Please leave people alone and stop suggesting alternate careers, that you yourselves did not choose. That's the uttermost hypocrisy. I don't wanna see anymore programmers with fat paychecks jumping on whatever latest fad like flies on a fresh laid turd doing AI and crypto and advertising and just bullshit pretend work at FAANG shedding crocodile tears on how the finance guys should be poor and suffering. Quit your high paying jobs yourselfes and go starve while doing biology PhDs then work as baristas while competing with the other 10,000 highly skilled Phds hoping to catch one of the 10 currently open positions in the world that pay a miserable salary with no stability in the future that does cancer research.
Yes this. There's no shortage of people working in quant finance who used to work in research who quit because they literally could not afford to start a family.
People imagine it's like prestigious professors at top research institutions leaving their posts because of the allure of money, when it's more like the 100x people just like them who were denied tenure and realized they chased a career in science like an inner city youth chases getting into the NBA: most people fail. Then what?
I even know people who worked in quant finance, struck it rich, quit to finish becoming doctors, and then came screaming back because of how horrible medicine was.
Nobody is saying finance people should be poor and starve. The same people critiquing the finance industry in this thread have been happy to critique ad tech as well, and I agree that they're both largely parasitic 'faux frais'. But regardless of which industries you choose to put in that category, the point isn't to make individuals choose to work in one or another -- that's not how serious change happens. It's to build support and hopefully eventually consensus on the idea that our economic system is broken and in serious need of change.

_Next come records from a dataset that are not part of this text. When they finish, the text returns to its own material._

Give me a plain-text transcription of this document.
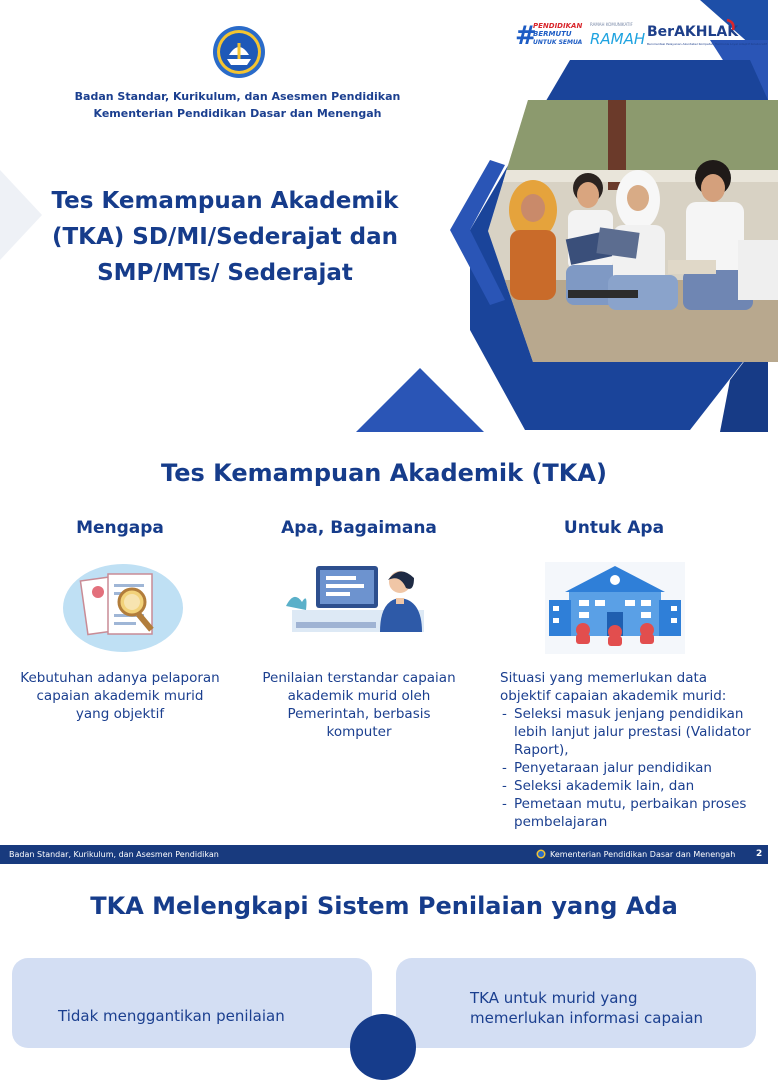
Badan Standar, Kurikulum, dan Asesmen Pendidikan
Kementerian Pendidikan Dasar dan Menengah
Tes Kemampuan Akademik
(TKA) SD/MI/Sederajat dan
SMP/MTs/ Sederajat
#
PENDIDIKAN
BERMUTU
UNTUK SEMUA
RAMAH KOMUNIKATIF
RAMAH BerAKHLAK
Berorientasi Pelayanan Akuntabel Kompeten Harmonis Loyal Adaptif Kolaboratif
Tes Kemampuan Akademik (TKA)
Mengapa	Apa, Bagaimana	Untuk Apa
Kebutuhan adanya pelaporan capaian akademik murid yang objektif
Penilaian terstandar capaian akademik murid oleh Pemerintah, berbasis komputer
Situasi yang memerlukan data objektif capaian akademik murid:
- Seleksi masuk jenjang pendidikan lebih lanjut jalur prestasi (Validator Raport),
- Penyetaraan jalur pendidikan
- Seleksi akademik lain, dan
- Pemetaan mutu, perbaikan proses pembelajaran
Badan Standar, Kurikulum, dan Asesmen Pendidikan	Kementerian Pendidikan Dasar dan Menengah 2
TKA Melengkapi Sistem Penilaian yang Ada
Tidak menggantikan penilaian
TKA untuk murid yang
memerlukan informasi capaian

Your perspective is totally valid - people should do what works best for them. But dismissing the conversation out of hand could limit opportunities for a deeper understanding of what kind of work aligns with both personal fulfilment and societal good.
I also encourage everyone to read CFTC response to the Vatican's (!) Congregation for the Doctrine of the Faith https://www.cftc.gov/PressRoom/SpeechesTestimony/giancarlore... It talks about about the social utility of derivatives and refutes the narrative that they are basically tools of "speculation." Traders take on risks others can't bear, creating massive economic value that ripples through the entire system.